Custom Wood Kits International, a manufacturer of top bar hive kits, recently emailed an announcement advertising the creation of their new business on many of the major beekeeping email lists. As part of their marketing scheme, Custom Wood Kits criticized a number of other approaches to bee management (e.g. small cell) in order to show the benefits of top bar hives. As might be expected, a number of the list members on the "Organic" beekeeping list took exception to their criticism of "small cell" foundation. Some list members thought it would be better for them not to take such a negative approach in their advertising, especially about something "they know very little about", but remain, instead, positive about their own product. As a skeptical outsider who reads the Organic Beekeeping list I found this request a bit ironic, if not downright hypocritical. The "Organic Beekeeping" list's stock-in-trade is to negatively cut down anyone who uses bee medications on their bees and doesn't use small cell foundation, no matter what the scientific research might say. (Didn't they go through a week of negatively criticizing Bee Culture magazine?)
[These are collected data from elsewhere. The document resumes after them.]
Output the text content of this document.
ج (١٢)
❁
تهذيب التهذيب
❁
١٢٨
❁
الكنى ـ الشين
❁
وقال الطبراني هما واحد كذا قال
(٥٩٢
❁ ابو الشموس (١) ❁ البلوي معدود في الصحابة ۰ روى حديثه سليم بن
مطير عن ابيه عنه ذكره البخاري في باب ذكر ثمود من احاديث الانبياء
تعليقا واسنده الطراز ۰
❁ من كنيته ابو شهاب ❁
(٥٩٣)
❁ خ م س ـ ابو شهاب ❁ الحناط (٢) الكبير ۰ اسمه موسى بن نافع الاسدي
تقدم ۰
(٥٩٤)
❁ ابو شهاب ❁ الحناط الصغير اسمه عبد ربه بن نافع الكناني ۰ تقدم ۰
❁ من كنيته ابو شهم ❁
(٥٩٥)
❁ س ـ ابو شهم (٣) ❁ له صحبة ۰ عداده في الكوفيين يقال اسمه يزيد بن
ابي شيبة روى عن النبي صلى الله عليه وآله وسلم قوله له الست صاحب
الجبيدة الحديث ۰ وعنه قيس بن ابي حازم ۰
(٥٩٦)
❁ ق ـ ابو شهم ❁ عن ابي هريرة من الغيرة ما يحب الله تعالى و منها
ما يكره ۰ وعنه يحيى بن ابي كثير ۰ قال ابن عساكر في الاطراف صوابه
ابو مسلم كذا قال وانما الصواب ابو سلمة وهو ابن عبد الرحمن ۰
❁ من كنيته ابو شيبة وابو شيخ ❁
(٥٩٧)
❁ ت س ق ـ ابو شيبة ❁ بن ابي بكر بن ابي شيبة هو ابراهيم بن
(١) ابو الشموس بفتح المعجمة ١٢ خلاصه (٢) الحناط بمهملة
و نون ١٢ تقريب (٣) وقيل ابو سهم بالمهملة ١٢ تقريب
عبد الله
To be truthful, I am often critical of the way laypeople and non-reflexive scientists use (and abuse) scientific research, so I have always been sympathetic to the small cell people. Scientific results are always probabilistic, nothing is 100% certain, especially when you examine honeybees in a holistic, ecological fashion. But to not extend to the "Custom Wood kit" folks the same "rhetorical leniency" to speak negatively against other management philosophies, as the "Organic" beekeepers do on their list, is hypocritical.
Natural beekeeping is such a contested concept.